An old friend used to say to me that I’ve kept too many
things bottled up in me. she said one day I’ll go crazy. At first I said to her that it’s okay. and
now, I think I’m in the verge of that. but God’s here with me. Always with me. I
know I could survive and alive as a normal person. But since long ago, I don’t trust
anyone. But after having this illness, it showed more than just people who I should
avoid. It showed people I should still be friend with too. and some that I don’t
expect.
But like mom said “these friends you have now don’t necessarily
keep being your friend in the future. But always know that you’ll have new,
other friends in the future.” I guess that’s true.

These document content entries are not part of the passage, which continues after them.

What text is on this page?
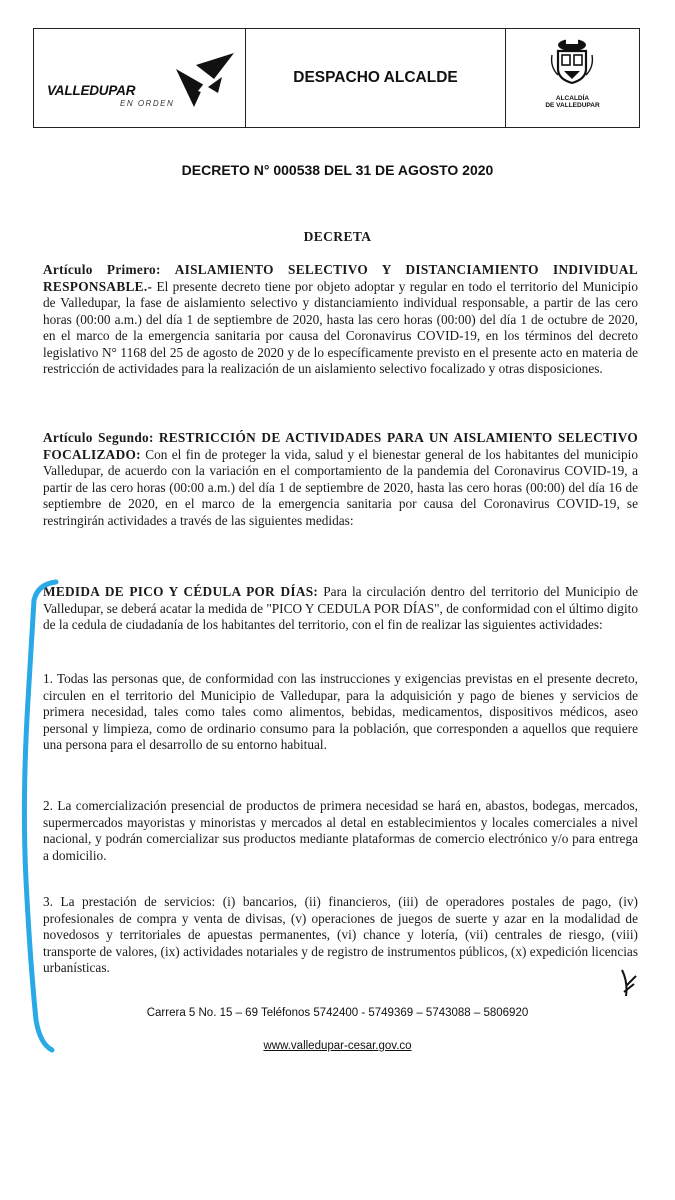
VALLEDUPAR
EN ORDEN
DESPACHO ALCALDE
ALCALDÍA
DE VALLEDUPAR
DECRETO N° 000538 DEL 31 DE AGOSTO 2020
DECRETA

Artículo Primero: AISLAMIENTO SELECTIVO Y DISTANCIAMIENTO INDIVIDUAL RESPONSABLE.- El presente decreto tiene por objeto adoptar y regular en todo el territorio del Municipio de Valledupar, la fase de aislamiento selectivo y distanciamiento individual responsable, a partir de las cero horas (00:00 a.m.) del día 1 de septiembre de 2020, hasta las cero horas (00:00) del día 1 de octubre de 2020, en el marco de la emergencia sanitaria por causa del Coronavirus COVID-19, en los términos del decreto legislativo N° 1168 del 25 de agosto de 2020 y de lo específicamente previsto en el presente acto en materia de restricción de actividades para la realización de un aislamiento selectivo focalizado y otras disposiciones.

Artículo Segundo: RESTRICCIÓN DE ACTIVIDADES PARA UN AISLAMIENTO SELECTIVO FOCALIZADO: Con el fin de proteger la vida, salud y el bienestar general de los habitantes del municipio Valledupar, de acuerdo con la variación en el comportamiento de la pandemia del Coronavirus COVID-19, a partir de las cero horas (00:00 a.m.) del día 1 de septiembre de 2020, hasta las cero horas (00:00) del día 16 de septiembre de 2020, en el marco de la emergencia sanitaria por causa del Coronavirus COVID-19, se restringirán actividades a través de las siguientes medidas:

MEDIDA DE PICO Y CÉDULA POR DÍAS: Para la circulación dentro del territorio del Municipio de Valledupar, se deberá acatar la medida de "PICO Y CEDULA POR DÍAS", de conformidad con el último digito de la cedula de ciudadanía de los habitantes del territorio, con el fin de realizar las siguientes actividades:

1. Todas las personas que, de conformidad con las instrucciones y exigencias previstas en el presente decreto, circulen en el territorio del Municipio de Valledupar, para la adquisición y pago de bienes y servicios de primera necesidad, tales como tales como alimentos, bebidas, medicamentos, dispositivos médicos, aseo personal y limpieza, como de ordinario consumo para la población, que corresponden a aquellos que requiere una persona para el desarrollo de su entorno habitual.

2. La comercialización presencial de productos de primera necesidad se hará en, abastos, bodegas, mercados, supermercados mayoristas y minoristas y mercados al detal en establecimientos y locales comerciales a nivel nacional, y podrán comercializar sus productos mediante plataformas de comercio electrónico y/o para entrega a domicilio.

3. La prestación de servicios: (i) bancarios, (ii) financieros, (iii) de operadores postales de pago, (iv) profesionales de compra y venta de divisas, (v) operaciones de juegos de suerte y azar en la modalidad de novedosos y territoriales de apuestas permanentes, (vi) chance y lotería, (vii) centrales de riesgo, (viii) transporte de valores, (ix) actividades notariales y de registro de instrumentos públicos, (x) expedición licencias urbanísticas.

Carrera 5 No. 15 – 69 Teléfonos 5742400 - 5749369 – 5743088 – 5806920
www.valledupar-cesar.gov.co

And aside from all these, I got a few good chances, which I think
thanks to God I managed to get them. and there are other people who concerned
about me.
However, being said all this, I don’t want any sympathy. That’s
the last thing I wanted from any one of you. im just telling all this is
because I cant bear it anymore. at least, you all, despite being strangers
could feel what I feel. I know some of you may feel like this is just a normal
life and it’s nothing for me to exaggerated or make drama of, but trust me, be
in my shoe and you’ll know how I feel. I don’t want all these happened to me
either but it happened, them all. and right now, I’m accepting them one by one.

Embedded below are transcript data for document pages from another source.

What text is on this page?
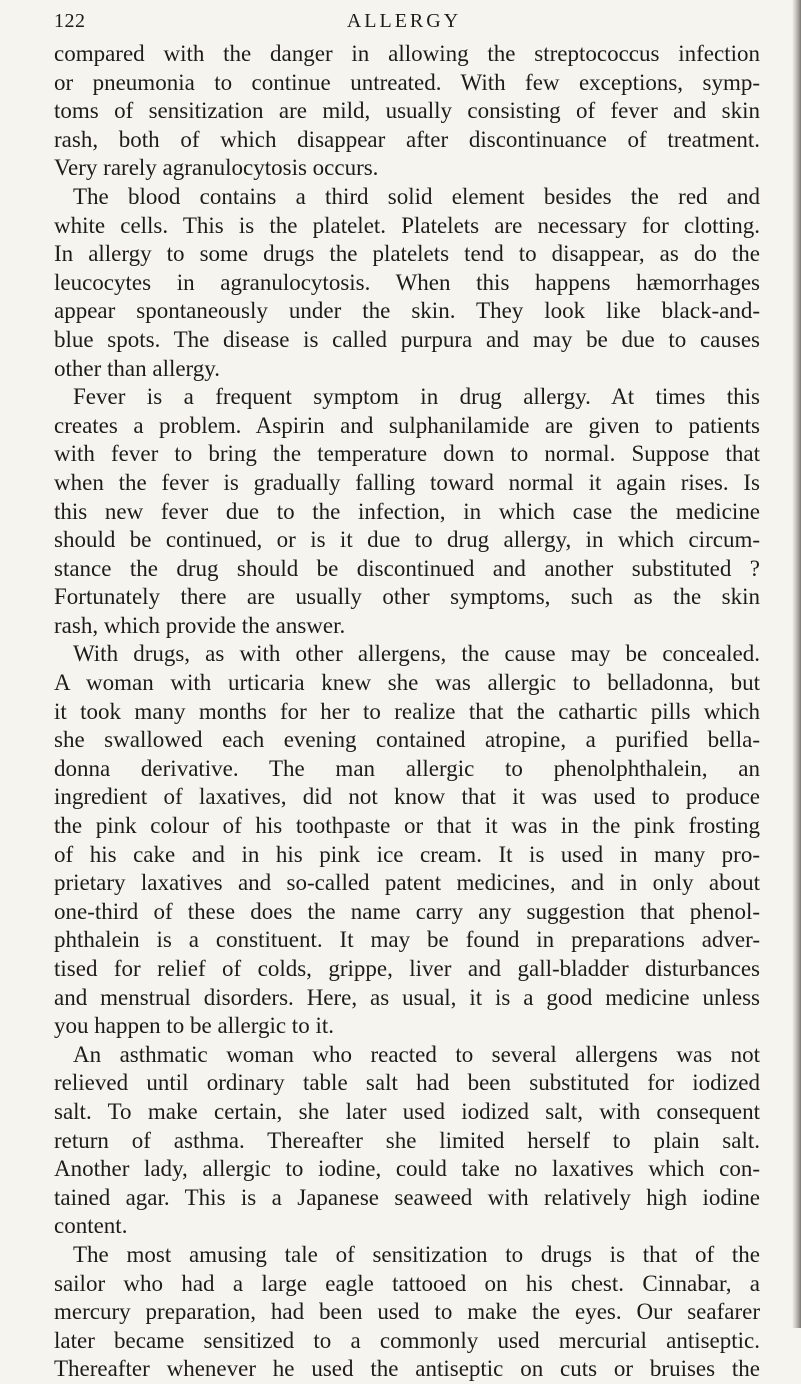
122	ALLERGY
compared with the danger in allowing the streptococcus infection
or pneumonia to continue untreated. With few exceptions, symp-
toms of sensitization are mild, usually consisting of fever and skin
rash, both of which disappear after discontinuance of treatment.
Very rarely agranulocytosis occurs.
The blood contains a third solid element besides the red and
white cells. This is the platelet. Platelets are necessary for clotting.
In allergy to some drugs the platelets tend to disappear, as do the
leucocytes in agranulocytosis. When this happens hæmorrhages
appear spontaneously under the skin. They look like black-and-
blue spots. The disease is called purpura and may be due to causes
other than allergy.
Fever is a frequent symptom in drug allergy. At times this
creates a problem. Aspirin and sulphanilamide are given to patients
with fever to bring the temperature down to normal. Suppose that
when the fever is gradually falling toward normal it again rises. Is
this new fever due to the infection, in which case the medicine
should be continued, or is it due to drug allergy, in which circum-
stance the drug should be discontinued and another substituted ?
Fortunately there are usually other symptoms, such as the skin
rash, which provide the answer.
With drugs, as with other allergens, the cause may be concealed.
A woman with urticaria knew she was allergic to belladonna, but
it took many months for her to realize that the cathartic pills which
she swallowed each evening contained atropine, a purified bella-
donna derivative. The man allergic to phenolphthalein, an
ingredient of laxatives, did not know that it was used to produce
the pink colour of his toothpaste or that it was in the pink frosting
of his cake and in his pink ice cream. It is used in many pro-
prietary laxatives and so-called patent medicines, and in only about
one-third of these does the name carry any suggestion that phenol-
phthalein is a constituent. It may be found in preparations adver-
tised for relief of colds, grippe, liver and gall-bladder disturbances
and menstrual disorders. Here, as usual, it is a good medicine unless
you happen to be allergic to it.
An asthmatic woman who reacted to several allergens was not
relieved until ordinary table salt had been substituted for iodized
salt. To make certain, she later used iodized salt, with consequent
return of asthma. Thereafter she limited herself to plain salt.
Another lady, allergic to iodine, could take no laxatives which con-
tained agar. This is a Japanese seaweed with relatively high iodine
content.
The most amusing tale of sensitization to drugs is that of the
sailor who had a large eagle tattooed on his chest. Cinnabar, a
mercury preparation, had been used to make the eyes. Our seafarer
later became sensitized to a commonly used mercurial antiseptic.
Thereafter whenever he used the antiseptic on cuts or bruises the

Oh yeah, about my disease, the red spots are pretty much
gone. But it starts to peel, the skin that is. so basically it’s hard for me to
shower or anything involve with water. Because if it’s soaked, trust me you don’t
want look at it. as one person said to me “you’re like a snake, shaking off its
skin.” It’s scary looking. So I guess people would be more afraid now than
before. and since it’s peeling off, it’s sting as much as the first time I had
it. so I cant really walk or do anything I want recklessly. It’s just like back
to square one. Only it’s much bearable than before. mom’s able to touch me
again but she’s said my palms are rough, so she’s quite eerie when I touched
her. so better not touch her or anyone then. All that I have are pillows,
teddies. At least better than hugging nothing at all. heh.

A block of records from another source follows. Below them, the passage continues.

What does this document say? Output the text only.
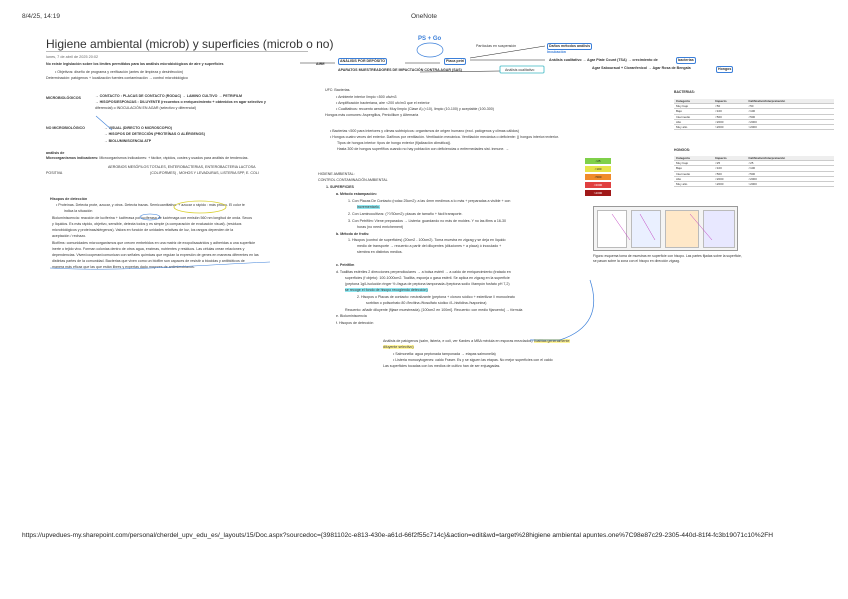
8/4/25, 14:19	OneNote
Higiene ambiental (microb) y superficies (microb o no)
lunes, 7 de abril de 2025 20:02
No existe legislación sobre los límites permitidos para los análisis microbiológicos de aire y superficies
• Objetivos: diseño de programa y verificación (antes de limpieza y desinfección)
Determinación: patógenos + localización fuentes contaminación → control microbiológico
MICROBIOLÓGICOS	→ CONTACTO : PLACAS DE CONTACTO (RODAC) → LAMINO CULTIVO → PETRIFILM
→ HISOPOS/ESPONJAS : DILUYENTE (recuentos o enriquecimiento + obtenidos en agar selectivo y
diferencial) o INOCULACIÓN EN AGAR (selectivo y diferencial)
NO MICROBIOLÓGICO	→ VISUAL (DIRECTO O MICROSCOPIO)
→ HISOPOS DE DETECCIÓN (PROTEÍNAS O ALÉRGENOS)
→ BIOLUMINISCENCIA ATP
análisis de
Microorganismos indicadores: Microorganismos indicadores: + fácilce, rápidos, costes y usados para análisis de tendencias.
AEROBIOS MESÓFILOS TOTALES, ENTEROBACTERIAS, ENTEROBACTERIA LACTOSA
POSITIVA	(COLIFORMES) , MOHOS Y LEVADURAS, LISTERIA SPP, E. COLI
Hisopos de detección
• Proteínas. Detecta prote, azucar, y otros. Detecta trazas. Semicuantitativo. + azucar o rápido : más proteu. El color te
indica la situación
Bioluminiscencia: reacción de luciferina + luciferasa por luciferasa de luciérnaga con emisión 560 nm longitud de onda. Secos
y líquidos. Es más rápido, objetivo, sensible, detecta todos y es simple (a comparación de evaluación visual). (residuos
microbiológicos y proteínas/alérgenos). Valora en función de unidades relativas de luz, los rangos dependen de la
aceptación / rechazo.
Biofilms: comunidades microorganismos que crecen embebidos en una matriz de exopolisacáridos y adheridas a una superficie
inerte o tejido vivo. Forman colonias dentro de otros agua, enzimas, nutrientes y residuos. Las células crean relaciones y
dependencias. Viven/cooperan/comunican con señales químicas que regulan la expresión de genes en maneras diferentes en las
distintas partes de la comunidad. Bacterias que viven como un biofilm son capaces de resistir a biocidas y antibióticos de
manera más eficaz que las que están libres y expertas dado mayores de antimicrobianos.
AIRE
ANÁLISIS POR DEPÓSITO
APARATOS MUESTREADORES DE IMPACTACIÓN CONTRA AGAR (SAS)
PS + Go
Partículas en suspensión
Placa petri
Análisis cualitativo
Daños métodos análisis
Incubación
Análisis cualitativo → Agar Plate Count (TSA) → crecimiento de	bacterias
Agar Sabouraud + Cloranfenicol → Agar Rosa de Bengala	Hongos
UFC: Bacterias.
• Ambiente interior limpio <500 ufc/m3
• Amplificación bacteriana, aire <200 ufc/m3 que el exterior
• Cualitativos: recuento aerobios: Muy limpio (Clase A) (<10), limpio (10-100) y aceptable (100-300)
Hongos más comunes: Aspergillus, Penicillium y Alternaria
• Bacterias <500 para interiores y climas subtrópicos: organismos de origen humano (excl. patógenos y climas cálidos)
• Hongos cuatro veces del exterior. Dañinos por ventilación. Ventilación mecánica. Ventilación mecánica o deficiente: () hongos interior>exterior.
Tipos de hongos interior: tipos de hongo exterior (fijalización climática)).
Hasta 300 de hongos superfifíos cuando no hay población con deficiencias o enfermedades sist. inmune. →
<25
<100
<500
<2000
>2000
BACTERIAS:
Categoría	Impacto	Calificativo/Interpretación
Muy bajo	<50	<50
Bajo	<100	<100
Intermedio	<500	<500
Alto	<2000	<2000
Muy alto	>2000	>2000
HONGOS:
Categoría	Impacto	Calificativo/Interpretación
Muy bajo	<25	<25
Bajo	<100	<100
Intermedio	<500	<500
Alto	<2000	<2000
Muy alto	>2000	>2000
Figura: esquema toma de muestras en superficie con hisopo. Las partes fijadas sobre la superficie, se pasan sobre la zona con el hisopo en dirección zigzag.
HIGIENE AMBIENTAL:
CONTROL CONTAMINACIÓN AMBIENTAL
1. SUPERFICIES
a. Método estampación:
1. Con Placas De Contacto (rodac 25cm2): a las 4mm medimos a lo más + preparadas a visible + con
incrementarlo.
2. Con Laminocultivos: (??/30cm2): placas de tamaño + fácil transporte.
3. Con Petrifilm: Viene preparados → Listeria: guardando no más de moldes. Y no las.films a 16-30
horas (no need enrichement)
b. Método de frotis:
1. Hisopos (control de superficies) (20cm2 - 100cm2). Toma muestra en zigzag y se deja en líquido
medio de transporte → recuento a partir del diluyentes (diluciones + a placa) ó inoculado +
siembra en distintos medios.
c. Petrifilm
d. Toallitas estériles 2 direcciones perpendiculares → a bolsa estéril → a caldo de enriquecimiento (tratado en
superficies (f objeto): 100-1000cm2. Toallita, esponja o gasa estéril. Se aplica en zigzag en la superficie
(peptona 1g/L/solución ringer ½ //agua de peptona tamponada //peptona sodio //tampón fosfato pH 7,2)
se recoge el fondo de hisopo recogiendo detección)
2. Hisopos o Placas de contacto: neutralizante (peptona + cloruro sódico + esterilizar // monooleato
sorbitan o polisorbato 80 //lecitina //tiosulfato sódico //L-histidina //saponina)
Recuento: añadir diluyente (fijase muestreada). [100cm2 en 100ml]. Recuento: con medio fijaruento] → fórmula
e. Bioluminiscencia
f. Hisopos de detección
Análisis de patógenos (salm, listeria, e coli, ver Kardes a MBA médula en esporas mezclados) Toallitas generalmente
diluyente selectivo)
• Salmonella: agua peptonada tamponada → etapas salmonella)
• Listeria monocytogenes: caldo Fraser. Es y se siguen las etapas. No mejor superficies con el caldo
Las superficies tocadas con los medios de cultivo han de ser enjuagadas.
https://upvedues-my.sharepoint.com/personal/cherdel_upv_edu_es/_layouts/15/Doc.aspx?sourcedoc={3981102c-e813-430e-a61d-66f2f55c714c}&action=edit&wd=target%28higiene ambiental apuntes.one%7C98e87c29-2305-440d-81f4-fc3b19071c10%2FH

Yeah, that’s my story. And tell you what? I cried while
writing this. i poured my heart’s out while writing this. so I don’t mind if
you think I’m such a drama or whatever.
but this is what I’ve been feeling, going through. and all I want is to
have at least one person to understand how I feel, aside from my family. That’s
all. but I know it’s just a wishful thinking.
Fin
p/s : “As I hide my sad tears for that one cause, I will
leave, but please remember me. Please don't forget me.”